Page MenuHomePhabricator

[AArch64][SVE] More unpredicated ld1/st1 patterns for reg+reg addressing modes
ClosedPublic

Authored by efriedma on Apr 14 2021, 10:32 PM.

Details

Summary

In some cases, we can improve the generated code by using a load with the "wrong" element width: in particular, using ld1b/st1b when we see reg+reg without a shift.

Diff Detail

Event Timeline

efriedma created this revision.Apr 14 2021, 10:32 PM
efriedma requested review of this revision.Apr 14 2021, 10:32 PM
Herald added a project: Restricted Project. · View Herald TranscriptApr 14 2021, 10:32 PM

Sounds sensible to me but wonder if there's a nicer way to create the patterns as it seems we're likely to have a significant number of patterns targeting the same instructions. Do you think it's possible to have something like load_8 match all things where LD1_B (reg+reg) can be used?

I'll multiclass the patterns so they don't repeat; maybe a little more verbose than the ideal, but probably good enough.

efriedma updated this revision to Diff 341620.Thu, Apr 29, 1:15 PM
efriedma edited the summary of this revision. (Show Details)

Updated to handle other relevant types.

Are we concerned about the reduced code quality shown by the splice tests? Is there a way to know if the basic block is, or within, a loop body? so that we can restrict the patterns to instances where we're confident the extra instructions are likely to be hoisted. I guess for the PTRUE case we already know there is a need for some kind of machine pass to remove larger element PTRUEs when a smaller element one is safe to use.

llvm/test/CodeGen/AArch64/named-vector-shuffles-sve.ll
1166–1169

This suggest we should limit the usage to only when there's a single use of the address? or more precisely not kick in unless we can guarantee the add/sub will be omitted.

The splice tests show two issues:

  1. We don't care about the number of uses of the address; this can lead to an extra loop-invariant instruction if one of the operands of the add is a small constant. This is a issue with all patterns using the am_sve_regreg_lsl0 matcher; see the generated code for splice_nxv16i1. This seems like an edge case... you specifically need a small constant offset, and the current formulation probably has lower latency. If you think it's worth addressing, I can try messing with the matcher.
  2. We generate an extra ptrue because of the element width. The ptrue thing seems like a general issue we'd want to address elsewhere; not sure it should block this.

Is there a way to know if the basic block is, or within, a loop body?

SelectionDAGISel has LoopInfo, so in theory, we could compute it?

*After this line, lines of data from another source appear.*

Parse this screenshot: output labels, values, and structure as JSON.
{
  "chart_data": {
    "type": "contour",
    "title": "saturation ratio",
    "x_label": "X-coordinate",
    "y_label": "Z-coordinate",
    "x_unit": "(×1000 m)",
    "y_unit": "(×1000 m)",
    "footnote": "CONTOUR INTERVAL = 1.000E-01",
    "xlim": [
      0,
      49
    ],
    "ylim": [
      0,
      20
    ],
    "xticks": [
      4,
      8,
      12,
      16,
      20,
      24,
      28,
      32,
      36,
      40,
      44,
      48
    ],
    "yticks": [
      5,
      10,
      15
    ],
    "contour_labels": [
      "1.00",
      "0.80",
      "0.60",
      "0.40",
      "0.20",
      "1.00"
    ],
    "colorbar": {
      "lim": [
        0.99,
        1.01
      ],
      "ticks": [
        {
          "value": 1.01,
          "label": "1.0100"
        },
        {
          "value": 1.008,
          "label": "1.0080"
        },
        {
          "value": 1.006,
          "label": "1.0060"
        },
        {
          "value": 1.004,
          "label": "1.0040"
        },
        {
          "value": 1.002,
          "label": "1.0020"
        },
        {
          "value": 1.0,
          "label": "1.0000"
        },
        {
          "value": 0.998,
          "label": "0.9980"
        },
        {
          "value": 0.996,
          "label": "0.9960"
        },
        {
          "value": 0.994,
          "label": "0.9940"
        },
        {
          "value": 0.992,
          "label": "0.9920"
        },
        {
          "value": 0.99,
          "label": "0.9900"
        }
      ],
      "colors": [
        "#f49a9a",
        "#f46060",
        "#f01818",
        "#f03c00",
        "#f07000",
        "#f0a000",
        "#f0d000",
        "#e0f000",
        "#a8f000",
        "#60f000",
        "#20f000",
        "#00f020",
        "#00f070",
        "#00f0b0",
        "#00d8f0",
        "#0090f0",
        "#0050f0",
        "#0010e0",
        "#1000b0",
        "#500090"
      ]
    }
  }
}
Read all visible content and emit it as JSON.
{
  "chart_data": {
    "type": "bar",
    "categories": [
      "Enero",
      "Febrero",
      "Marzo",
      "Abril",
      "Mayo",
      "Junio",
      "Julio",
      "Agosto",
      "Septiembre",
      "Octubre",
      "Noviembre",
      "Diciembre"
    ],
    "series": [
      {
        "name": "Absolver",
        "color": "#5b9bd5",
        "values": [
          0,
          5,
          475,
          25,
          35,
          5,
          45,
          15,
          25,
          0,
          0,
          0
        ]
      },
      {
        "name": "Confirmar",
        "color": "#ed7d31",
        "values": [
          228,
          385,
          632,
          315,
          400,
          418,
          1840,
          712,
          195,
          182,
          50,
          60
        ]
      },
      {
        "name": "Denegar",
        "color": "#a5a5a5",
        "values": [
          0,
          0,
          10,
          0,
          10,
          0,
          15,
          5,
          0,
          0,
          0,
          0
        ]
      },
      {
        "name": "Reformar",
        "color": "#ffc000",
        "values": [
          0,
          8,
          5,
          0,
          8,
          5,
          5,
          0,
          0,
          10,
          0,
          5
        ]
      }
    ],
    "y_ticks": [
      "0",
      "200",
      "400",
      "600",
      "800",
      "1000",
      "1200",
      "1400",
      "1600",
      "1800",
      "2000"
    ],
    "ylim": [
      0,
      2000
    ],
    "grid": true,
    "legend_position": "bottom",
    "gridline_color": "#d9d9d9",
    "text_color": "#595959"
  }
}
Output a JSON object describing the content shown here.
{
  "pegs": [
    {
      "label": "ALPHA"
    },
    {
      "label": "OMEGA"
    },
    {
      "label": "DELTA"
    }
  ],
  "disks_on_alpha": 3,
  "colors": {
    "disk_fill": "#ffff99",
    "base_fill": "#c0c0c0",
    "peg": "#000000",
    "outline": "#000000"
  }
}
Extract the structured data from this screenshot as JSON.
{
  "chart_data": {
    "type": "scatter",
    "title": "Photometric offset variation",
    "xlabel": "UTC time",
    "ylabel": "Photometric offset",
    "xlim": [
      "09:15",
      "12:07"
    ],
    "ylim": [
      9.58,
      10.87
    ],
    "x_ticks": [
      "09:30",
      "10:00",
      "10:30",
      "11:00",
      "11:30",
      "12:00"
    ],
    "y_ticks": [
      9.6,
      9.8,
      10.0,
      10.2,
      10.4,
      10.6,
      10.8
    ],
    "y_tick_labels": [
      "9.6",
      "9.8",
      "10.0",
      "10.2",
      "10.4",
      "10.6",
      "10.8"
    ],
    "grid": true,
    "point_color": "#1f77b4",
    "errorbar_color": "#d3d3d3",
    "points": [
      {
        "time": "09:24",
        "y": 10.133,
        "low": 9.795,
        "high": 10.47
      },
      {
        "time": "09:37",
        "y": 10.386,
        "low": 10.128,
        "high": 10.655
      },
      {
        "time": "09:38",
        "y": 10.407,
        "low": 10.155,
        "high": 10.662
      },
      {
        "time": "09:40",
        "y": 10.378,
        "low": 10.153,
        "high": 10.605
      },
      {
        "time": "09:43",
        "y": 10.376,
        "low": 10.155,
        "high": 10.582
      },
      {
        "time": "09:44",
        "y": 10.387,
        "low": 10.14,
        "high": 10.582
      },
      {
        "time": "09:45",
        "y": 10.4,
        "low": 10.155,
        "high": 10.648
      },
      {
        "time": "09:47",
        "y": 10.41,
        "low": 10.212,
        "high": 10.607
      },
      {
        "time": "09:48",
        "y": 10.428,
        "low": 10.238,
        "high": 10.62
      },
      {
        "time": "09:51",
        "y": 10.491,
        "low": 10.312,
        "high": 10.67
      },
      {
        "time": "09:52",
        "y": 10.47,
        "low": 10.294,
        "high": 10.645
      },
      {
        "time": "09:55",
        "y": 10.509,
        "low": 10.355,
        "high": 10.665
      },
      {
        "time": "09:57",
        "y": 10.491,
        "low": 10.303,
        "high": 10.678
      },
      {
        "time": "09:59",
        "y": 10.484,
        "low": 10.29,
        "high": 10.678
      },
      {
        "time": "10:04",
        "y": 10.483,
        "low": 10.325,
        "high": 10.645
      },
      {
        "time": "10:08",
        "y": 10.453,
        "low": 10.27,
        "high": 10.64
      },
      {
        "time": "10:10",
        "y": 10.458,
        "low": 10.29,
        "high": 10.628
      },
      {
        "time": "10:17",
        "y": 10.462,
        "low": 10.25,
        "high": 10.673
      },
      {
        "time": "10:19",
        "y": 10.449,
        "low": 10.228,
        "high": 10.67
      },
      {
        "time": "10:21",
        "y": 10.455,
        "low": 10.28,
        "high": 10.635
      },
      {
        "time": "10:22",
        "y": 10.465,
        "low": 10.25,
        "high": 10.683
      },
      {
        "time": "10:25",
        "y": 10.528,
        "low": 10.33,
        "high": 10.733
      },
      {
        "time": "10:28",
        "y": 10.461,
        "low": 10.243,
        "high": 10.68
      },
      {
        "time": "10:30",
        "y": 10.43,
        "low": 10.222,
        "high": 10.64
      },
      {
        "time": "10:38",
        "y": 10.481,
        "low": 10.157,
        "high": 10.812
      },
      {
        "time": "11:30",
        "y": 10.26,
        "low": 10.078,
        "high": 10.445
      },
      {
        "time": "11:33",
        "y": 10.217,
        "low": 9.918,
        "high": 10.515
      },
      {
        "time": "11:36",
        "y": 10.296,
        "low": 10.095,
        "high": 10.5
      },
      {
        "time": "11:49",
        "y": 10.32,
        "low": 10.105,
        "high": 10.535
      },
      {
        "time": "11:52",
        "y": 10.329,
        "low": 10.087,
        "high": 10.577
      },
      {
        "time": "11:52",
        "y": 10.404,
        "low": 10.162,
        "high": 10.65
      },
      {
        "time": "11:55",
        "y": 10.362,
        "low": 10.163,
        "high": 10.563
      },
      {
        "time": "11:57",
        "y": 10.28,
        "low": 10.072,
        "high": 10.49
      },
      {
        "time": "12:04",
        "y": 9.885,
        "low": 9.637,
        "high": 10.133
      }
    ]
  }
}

But I don't think we pass through the information at the moment.

Matt added a subscriber: Matt.Sat, May 1, 8:08 AM
paulwalker-arm accepted this revision.Sun, May 2, 2:34 AM

If you think it's worth addressing, I can try messing with the matcher.

That's OK, as you say, this is not a problem introduced by this patch and we have a good story for how to resolve the issues at a later date.

This revision is now accepted and ready to land.Sun, May 2, 2:34 AM
This revision was landed with ongoing or failed builds.Mon, May 3, 3:06 PM
This revision was automatically updated to reflect the committed changes.